What a great moment that must have been!
I was elated that I finally found my artistic style. I was settling on my vision for my work and was excited to show the world. I signed up for countless flea markets and art fairs, but Chicagoans struggled to connect with my pieces. I wasn’t selling much. Probably because I was selling seascape paintings in the middle of a Chicago winter… Now, I find that Miami- with its vibrant, colorful environment- is more open to my work. I’m eager to see where this city takes me.
What advice would you give to someone wanting to “be an artist?”
Just start painting! Every piece you complete is part of a greater, larger portfolio and you just have to start somewhere. Some artists get so stuck on what their “identifier” or their “style” is going to be, that it inhibits them from actually diving into their work. Color, draw, sketch, paint, whatever it may be- just get in there!
Where can we find you on your day off?
You can find me snorkeling, swimming or surfing at many of South Florida’s gorgeous beaches.
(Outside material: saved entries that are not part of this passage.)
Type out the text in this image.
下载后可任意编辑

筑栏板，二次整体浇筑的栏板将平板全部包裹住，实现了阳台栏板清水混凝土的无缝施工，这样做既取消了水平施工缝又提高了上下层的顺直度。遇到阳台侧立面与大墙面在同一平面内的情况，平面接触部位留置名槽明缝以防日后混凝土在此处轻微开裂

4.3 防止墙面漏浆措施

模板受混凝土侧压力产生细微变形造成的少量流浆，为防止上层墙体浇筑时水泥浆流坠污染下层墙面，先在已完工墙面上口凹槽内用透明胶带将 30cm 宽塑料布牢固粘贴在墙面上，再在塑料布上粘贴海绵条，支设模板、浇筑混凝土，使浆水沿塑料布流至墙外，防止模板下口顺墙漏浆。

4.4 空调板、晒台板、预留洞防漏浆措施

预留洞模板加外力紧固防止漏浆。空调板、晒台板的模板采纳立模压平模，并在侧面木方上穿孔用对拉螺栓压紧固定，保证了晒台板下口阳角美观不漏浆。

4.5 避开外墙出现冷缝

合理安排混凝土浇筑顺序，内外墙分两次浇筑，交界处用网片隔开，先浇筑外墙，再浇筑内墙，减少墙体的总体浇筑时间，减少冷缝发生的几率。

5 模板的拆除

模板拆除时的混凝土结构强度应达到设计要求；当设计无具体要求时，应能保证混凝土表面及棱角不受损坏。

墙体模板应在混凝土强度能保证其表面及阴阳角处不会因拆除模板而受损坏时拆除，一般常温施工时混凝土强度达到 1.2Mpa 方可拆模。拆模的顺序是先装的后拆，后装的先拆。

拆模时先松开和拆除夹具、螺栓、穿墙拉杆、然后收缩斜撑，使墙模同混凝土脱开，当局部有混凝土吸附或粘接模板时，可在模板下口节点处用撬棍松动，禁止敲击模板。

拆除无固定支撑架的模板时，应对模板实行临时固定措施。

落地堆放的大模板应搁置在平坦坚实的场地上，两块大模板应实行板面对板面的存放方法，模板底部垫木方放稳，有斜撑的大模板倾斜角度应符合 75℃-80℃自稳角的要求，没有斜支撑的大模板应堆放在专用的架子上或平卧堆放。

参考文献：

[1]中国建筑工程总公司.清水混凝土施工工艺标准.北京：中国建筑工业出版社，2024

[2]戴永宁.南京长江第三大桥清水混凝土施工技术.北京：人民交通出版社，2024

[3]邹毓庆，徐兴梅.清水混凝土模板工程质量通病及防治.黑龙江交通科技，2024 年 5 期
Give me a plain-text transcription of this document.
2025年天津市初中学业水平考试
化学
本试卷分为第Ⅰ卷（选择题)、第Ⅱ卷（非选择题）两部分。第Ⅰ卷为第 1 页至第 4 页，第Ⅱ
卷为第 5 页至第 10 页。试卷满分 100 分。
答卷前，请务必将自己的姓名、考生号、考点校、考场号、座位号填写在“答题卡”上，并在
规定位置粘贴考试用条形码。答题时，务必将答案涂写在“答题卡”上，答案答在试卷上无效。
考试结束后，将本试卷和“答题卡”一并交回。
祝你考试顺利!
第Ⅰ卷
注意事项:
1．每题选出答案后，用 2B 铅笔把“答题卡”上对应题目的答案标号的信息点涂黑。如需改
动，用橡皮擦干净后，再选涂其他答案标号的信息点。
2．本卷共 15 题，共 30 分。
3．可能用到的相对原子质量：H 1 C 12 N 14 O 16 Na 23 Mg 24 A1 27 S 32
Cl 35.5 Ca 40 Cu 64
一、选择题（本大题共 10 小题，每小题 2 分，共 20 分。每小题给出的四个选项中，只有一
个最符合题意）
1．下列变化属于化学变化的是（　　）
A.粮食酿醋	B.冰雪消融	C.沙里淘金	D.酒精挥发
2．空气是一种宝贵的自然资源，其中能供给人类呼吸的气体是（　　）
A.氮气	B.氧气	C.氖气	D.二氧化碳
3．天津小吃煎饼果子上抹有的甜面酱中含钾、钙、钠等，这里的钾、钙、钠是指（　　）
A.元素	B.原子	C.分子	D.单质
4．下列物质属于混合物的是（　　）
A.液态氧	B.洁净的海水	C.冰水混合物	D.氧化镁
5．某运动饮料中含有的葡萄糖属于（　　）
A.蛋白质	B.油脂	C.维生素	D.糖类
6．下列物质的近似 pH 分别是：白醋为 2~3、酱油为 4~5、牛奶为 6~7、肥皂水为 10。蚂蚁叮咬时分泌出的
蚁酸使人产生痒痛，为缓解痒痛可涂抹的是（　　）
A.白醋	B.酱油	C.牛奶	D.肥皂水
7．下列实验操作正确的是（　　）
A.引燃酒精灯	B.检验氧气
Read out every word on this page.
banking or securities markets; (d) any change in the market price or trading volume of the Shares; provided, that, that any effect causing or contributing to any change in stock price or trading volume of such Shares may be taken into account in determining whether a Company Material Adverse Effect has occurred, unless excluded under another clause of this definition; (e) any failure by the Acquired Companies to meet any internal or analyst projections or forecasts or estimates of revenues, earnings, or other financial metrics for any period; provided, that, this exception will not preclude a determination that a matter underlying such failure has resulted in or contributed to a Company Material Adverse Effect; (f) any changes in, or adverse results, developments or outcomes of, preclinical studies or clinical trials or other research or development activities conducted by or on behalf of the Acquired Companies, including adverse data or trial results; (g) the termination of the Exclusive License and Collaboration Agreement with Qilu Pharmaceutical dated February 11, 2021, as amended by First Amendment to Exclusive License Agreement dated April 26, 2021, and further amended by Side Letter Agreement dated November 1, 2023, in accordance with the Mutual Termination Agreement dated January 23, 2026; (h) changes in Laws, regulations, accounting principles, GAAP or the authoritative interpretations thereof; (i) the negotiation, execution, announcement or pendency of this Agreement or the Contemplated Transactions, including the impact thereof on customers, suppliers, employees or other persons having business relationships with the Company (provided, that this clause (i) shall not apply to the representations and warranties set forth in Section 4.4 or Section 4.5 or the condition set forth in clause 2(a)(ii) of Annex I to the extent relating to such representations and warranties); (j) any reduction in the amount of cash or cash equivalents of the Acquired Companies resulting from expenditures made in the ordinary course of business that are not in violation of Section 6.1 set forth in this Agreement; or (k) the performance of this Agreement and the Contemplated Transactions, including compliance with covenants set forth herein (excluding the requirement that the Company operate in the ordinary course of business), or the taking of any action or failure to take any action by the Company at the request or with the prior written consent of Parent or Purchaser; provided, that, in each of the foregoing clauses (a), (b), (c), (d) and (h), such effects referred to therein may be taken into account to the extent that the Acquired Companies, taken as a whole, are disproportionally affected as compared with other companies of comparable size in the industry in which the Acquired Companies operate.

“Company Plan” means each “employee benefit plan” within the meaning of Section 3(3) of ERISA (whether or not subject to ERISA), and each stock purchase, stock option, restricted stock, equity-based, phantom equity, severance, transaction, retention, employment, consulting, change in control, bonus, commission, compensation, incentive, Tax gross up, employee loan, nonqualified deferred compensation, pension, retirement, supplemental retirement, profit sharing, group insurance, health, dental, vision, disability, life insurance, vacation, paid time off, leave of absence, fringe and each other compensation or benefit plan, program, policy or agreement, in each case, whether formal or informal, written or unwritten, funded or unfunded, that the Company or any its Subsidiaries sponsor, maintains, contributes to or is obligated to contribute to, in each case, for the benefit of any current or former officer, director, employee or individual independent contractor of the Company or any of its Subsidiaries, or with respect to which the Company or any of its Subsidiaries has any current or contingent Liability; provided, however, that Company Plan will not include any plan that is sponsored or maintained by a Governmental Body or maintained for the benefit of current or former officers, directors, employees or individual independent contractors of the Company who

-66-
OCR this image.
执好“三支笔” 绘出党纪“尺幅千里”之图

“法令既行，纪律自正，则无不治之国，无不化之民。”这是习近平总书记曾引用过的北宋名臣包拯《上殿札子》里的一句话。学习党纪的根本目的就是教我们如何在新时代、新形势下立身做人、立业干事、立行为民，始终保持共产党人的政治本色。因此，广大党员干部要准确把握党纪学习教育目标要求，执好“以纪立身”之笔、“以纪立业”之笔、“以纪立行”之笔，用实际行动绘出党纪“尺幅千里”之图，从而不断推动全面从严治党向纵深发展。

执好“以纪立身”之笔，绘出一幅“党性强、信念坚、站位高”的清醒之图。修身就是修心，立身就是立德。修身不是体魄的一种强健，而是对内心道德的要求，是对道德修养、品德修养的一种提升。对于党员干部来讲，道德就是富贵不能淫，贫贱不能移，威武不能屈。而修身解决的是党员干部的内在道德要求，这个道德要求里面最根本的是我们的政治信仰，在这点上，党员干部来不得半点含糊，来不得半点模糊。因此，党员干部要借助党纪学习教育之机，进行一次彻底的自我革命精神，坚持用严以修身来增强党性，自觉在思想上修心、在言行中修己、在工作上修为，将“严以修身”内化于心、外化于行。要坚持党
I often travel to Key Largo or Key Biscayne- anywhere where I can dive into the water!
How do you want people to feel when they see your work?
The most common response I get when people view my work is, “Wow! You’re patient,” or “Woah, how long did this take you?” People tend to be taken back by the detail in my art, but that’s the reaction I’m after!
What is the biggest problem in our world today and how do we solve it?
The biggest problem in our world today is a lack of interpersonal connection due to social media. I have a 19-year-old brother, and I find he turns to Instagram and Twitter for self-approval. Social media can connect us to people all over the world, but it can also tear us apart. For this reason, I value art and the artistic process even more. I feel so grateful to have a hobby that forces me to disconnect and be creative without a smartphone.